O procurador regional eleitoral no Piauí, Kelston Pinheiro Lages, orientou promotores que atuam nas zonas eleitorais a utilizarem o chamado “poder de polícia” para provocar a atuação de juízes eleitorais diante de possíveis irregularidades no processo eleitoral no estado.
A recomendação foi apresentada durante fala sobre a organização das atividades para as eleições, com destaque para a atuação no interior, onde os fatos ocorrem e precisam de resposta mais imediata da Justiça Eleitoral.
Ao tratar da mobilização dos promotores, ele detalhou o objetivo da atuação descentralizada. “Estamos dentro do estado do Piauí, embora os atos jurisdicionais e administrativos se concentrem aqui no TRE, esses ilícitos são praticados em todo o interior.
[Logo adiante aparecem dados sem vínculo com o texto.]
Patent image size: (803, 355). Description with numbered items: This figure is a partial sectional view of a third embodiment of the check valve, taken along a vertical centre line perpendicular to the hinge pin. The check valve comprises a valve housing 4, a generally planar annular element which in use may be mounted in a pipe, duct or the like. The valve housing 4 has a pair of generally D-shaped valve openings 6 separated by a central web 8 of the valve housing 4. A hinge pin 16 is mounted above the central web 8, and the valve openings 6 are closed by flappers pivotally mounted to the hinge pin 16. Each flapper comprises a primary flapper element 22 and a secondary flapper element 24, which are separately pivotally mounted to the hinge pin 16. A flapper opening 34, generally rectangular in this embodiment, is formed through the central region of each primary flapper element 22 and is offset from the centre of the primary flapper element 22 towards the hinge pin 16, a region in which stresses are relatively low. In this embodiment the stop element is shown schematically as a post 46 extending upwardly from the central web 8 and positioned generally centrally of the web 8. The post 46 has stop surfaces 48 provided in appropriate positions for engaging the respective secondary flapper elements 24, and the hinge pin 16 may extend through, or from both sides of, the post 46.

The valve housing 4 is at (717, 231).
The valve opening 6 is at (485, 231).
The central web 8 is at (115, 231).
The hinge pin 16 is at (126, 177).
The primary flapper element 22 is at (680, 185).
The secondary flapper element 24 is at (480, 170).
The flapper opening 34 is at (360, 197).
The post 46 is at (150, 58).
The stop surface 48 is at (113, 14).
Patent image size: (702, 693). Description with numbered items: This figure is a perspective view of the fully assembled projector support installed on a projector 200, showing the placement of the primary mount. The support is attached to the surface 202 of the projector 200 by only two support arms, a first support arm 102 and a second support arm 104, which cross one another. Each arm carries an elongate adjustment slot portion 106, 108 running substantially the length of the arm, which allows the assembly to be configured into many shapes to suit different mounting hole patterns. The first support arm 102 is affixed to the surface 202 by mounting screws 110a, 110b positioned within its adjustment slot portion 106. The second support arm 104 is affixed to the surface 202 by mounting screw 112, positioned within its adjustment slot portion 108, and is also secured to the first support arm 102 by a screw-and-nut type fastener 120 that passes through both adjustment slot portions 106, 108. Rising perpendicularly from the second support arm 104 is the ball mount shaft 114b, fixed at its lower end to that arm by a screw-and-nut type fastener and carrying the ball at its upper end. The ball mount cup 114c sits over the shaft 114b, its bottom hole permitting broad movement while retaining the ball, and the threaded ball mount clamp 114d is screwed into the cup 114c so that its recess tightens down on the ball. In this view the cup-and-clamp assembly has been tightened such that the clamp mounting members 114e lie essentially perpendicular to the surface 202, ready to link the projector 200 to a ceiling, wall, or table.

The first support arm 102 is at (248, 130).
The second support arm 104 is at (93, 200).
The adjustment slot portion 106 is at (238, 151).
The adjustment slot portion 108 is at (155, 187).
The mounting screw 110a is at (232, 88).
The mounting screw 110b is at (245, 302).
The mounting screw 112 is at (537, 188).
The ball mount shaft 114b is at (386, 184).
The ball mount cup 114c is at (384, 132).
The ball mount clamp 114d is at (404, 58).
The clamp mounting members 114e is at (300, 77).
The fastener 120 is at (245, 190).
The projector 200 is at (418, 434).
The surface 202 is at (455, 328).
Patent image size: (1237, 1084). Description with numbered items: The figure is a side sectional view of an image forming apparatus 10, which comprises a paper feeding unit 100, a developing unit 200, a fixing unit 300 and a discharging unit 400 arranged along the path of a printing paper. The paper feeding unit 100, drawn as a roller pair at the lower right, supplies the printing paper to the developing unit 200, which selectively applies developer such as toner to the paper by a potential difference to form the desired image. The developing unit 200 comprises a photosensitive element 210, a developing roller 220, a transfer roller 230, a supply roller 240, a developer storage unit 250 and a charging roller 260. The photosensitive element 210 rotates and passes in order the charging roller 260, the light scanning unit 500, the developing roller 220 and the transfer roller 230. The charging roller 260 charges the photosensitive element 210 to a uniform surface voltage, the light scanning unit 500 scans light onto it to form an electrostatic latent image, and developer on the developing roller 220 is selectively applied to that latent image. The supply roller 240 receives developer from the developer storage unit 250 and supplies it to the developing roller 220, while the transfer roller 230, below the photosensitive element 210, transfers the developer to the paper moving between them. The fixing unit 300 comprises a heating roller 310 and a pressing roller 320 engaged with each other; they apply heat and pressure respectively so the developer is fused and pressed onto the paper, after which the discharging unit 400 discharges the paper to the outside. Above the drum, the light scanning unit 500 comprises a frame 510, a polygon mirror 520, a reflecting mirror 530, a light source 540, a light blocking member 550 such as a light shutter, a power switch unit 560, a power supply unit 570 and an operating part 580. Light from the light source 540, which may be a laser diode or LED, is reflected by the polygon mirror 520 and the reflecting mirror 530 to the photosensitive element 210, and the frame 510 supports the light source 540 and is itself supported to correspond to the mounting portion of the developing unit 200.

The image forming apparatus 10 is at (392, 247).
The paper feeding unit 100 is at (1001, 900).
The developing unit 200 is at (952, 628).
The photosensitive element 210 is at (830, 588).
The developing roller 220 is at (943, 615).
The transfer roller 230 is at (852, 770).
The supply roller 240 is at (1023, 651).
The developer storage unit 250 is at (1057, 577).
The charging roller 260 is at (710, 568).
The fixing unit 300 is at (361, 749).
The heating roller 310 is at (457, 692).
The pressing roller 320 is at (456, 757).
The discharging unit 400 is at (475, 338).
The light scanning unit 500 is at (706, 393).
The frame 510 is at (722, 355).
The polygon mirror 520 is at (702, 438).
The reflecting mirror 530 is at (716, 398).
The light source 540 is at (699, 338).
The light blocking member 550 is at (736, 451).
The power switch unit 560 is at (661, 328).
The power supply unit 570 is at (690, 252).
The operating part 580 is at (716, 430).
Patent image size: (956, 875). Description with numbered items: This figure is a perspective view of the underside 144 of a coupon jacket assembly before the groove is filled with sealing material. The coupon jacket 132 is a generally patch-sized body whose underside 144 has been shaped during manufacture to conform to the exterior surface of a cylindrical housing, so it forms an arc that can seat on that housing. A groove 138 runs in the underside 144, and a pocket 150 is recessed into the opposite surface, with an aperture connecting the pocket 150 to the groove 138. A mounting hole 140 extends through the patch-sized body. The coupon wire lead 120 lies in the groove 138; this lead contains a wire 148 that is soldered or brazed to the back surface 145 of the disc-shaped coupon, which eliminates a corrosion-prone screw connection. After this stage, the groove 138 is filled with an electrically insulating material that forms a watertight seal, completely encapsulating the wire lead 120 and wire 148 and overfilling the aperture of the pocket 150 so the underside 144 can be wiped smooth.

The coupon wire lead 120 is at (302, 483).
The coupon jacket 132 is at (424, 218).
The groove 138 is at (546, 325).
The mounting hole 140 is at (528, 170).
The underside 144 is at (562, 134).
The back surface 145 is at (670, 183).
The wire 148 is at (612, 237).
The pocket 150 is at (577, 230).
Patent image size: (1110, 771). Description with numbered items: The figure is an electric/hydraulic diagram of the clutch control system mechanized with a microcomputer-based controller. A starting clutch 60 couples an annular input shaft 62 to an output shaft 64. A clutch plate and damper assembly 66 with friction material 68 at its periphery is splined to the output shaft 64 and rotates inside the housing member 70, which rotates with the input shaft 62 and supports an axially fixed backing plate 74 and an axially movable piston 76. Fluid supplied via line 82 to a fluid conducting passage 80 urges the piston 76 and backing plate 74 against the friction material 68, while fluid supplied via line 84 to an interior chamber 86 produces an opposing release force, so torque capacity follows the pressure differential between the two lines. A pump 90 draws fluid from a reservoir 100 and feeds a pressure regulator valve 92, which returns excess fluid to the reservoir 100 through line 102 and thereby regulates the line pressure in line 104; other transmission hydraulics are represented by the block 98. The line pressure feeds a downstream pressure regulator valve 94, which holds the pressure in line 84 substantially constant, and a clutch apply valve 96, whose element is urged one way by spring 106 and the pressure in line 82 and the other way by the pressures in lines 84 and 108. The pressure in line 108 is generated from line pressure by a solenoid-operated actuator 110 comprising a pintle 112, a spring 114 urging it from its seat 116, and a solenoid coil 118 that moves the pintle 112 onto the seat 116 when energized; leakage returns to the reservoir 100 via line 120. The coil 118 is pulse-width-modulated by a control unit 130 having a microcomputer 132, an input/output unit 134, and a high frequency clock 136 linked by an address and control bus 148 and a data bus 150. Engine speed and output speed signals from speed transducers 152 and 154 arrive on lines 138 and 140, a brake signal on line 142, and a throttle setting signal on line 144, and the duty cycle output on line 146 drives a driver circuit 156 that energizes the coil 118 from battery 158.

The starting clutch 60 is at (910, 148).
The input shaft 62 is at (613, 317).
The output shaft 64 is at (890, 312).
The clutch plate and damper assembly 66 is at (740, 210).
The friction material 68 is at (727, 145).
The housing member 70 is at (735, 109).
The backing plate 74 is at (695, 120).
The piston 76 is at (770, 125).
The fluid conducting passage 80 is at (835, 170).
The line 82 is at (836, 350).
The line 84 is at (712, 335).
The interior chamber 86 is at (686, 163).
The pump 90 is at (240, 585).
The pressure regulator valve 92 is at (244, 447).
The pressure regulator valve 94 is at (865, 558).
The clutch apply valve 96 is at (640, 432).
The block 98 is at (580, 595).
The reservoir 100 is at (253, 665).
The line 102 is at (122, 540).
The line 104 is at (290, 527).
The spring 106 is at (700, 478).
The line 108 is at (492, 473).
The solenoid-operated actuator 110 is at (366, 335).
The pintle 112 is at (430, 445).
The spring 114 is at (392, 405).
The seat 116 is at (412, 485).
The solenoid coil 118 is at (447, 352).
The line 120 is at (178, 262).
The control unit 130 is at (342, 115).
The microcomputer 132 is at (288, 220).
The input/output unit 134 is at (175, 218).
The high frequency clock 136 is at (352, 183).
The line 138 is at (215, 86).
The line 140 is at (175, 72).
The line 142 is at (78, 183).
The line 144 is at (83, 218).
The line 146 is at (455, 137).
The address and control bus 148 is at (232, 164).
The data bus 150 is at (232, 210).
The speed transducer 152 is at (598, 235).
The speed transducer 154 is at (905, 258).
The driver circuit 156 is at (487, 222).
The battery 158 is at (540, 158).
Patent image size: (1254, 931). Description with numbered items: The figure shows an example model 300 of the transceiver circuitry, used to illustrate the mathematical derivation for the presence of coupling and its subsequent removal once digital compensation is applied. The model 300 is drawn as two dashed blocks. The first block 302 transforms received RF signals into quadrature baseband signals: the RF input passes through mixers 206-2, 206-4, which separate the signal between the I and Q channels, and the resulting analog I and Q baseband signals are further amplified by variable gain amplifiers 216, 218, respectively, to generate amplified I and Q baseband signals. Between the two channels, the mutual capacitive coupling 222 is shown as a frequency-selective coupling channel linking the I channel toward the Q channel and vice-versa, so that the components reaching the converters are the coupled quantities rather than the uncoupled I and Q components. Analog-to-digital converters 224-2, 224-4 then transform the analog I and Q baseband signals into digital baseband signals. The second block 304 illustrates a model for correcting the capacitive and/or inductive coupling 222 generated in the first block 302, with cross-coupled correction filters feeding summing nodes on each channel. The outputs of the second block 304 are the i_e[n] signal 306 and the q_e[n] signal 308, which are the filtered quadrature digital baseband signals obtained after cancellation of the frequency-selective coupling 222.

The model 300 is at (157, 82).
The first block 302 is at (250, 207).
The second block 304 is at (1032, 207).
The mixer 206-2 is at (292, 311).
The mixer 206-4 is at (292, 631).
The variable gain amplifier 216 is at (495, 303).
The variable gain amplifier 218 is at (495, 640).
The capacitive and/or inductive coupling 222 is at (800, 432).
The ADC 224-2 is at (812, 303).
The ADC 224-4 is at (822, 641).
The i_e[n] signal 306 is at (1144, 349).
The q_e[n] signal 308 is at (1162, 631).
Então é importante que os promotores eleitorais estejam atentos e exerçam esse poder de polícia, provocando o juiz nas zonas eleitorais e comunicando ao procurador regional eleitoral para que possamos dar encaminhamento aos fatos”, afirmou.
O procurador também indicou que haverá uma articulação com outros membros do Ministério Público Federal para reforçar o acompanhamento das ocorrências. “A gente vai discutir essas questões na reunião prevista para o fim de maio, com foco na participação dos promotores nas zonas eleitorais e na atuação conjunta com uma comissão formada por procuradores da República, que vão auxiliar nas demandas ligadas à propaganda e outros ilícitos, para garantir resposta efetiva aos casos que surgirem no interior”, explicou.
A reunião mencionada deve ocorrer no dia 22 de maio e integra o planejamento para as eleições de 2026, com foco no fortalecimento da fiscalização e na comunicação direta entre promotores, juízes eleitorais e a Procuradoria Regional Eleitoral.